Ieri Carlo Calenda, leader di Azione, con un post ha chiarito «il campo largo ha un perimetro - Avs, Pd e M5s e un’agenda: green deal, linea Landini sul lavoro, no al riarmo, no al sostegno all’Ucraina”. Come per dire non è casa nostra.

Segretario è un addio definitivo al campo largo?

]«Ho detto e ridetto che l’alleanza che mette insieme Elly Schlein con Giuseppe Conte ed Alleanza Verdi e Sinistra per noi è infrequentabile. Ci dividono da loro un sacco di cose, ricordo solo i due aspetti principali: i valori occidentali, che per noi sono imprescindibili, e l’idea dello sviluppo».

Ieri ha proposto un accordo in venti punti riservato all’area liberale. A chi pensa?

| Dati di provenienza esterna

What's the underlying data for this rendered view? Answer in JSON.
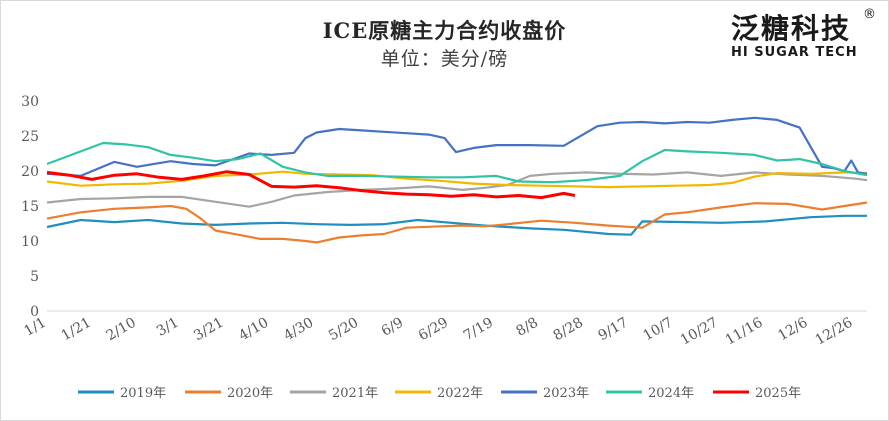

«Intanto sono convinto che si cambierà la legge elettorale perchè è reale il rischio che con quella attuale non vinca nessuno. Si discute di un nuovo sistema proporzionale con un premio di maggioranza, ci sarà comunque lo spazio per tentare un’operazione come fu il terzo polo. I miei interlocutori sono le tantissime esperienze e sigle del frastagliato arcipelago liberale. Certamente Drin-drin, come il Partito Libdem di Luigi Marattin ed Andrea Marcucci. Tutti coloro che sentono questo bipolarismo inadeguato».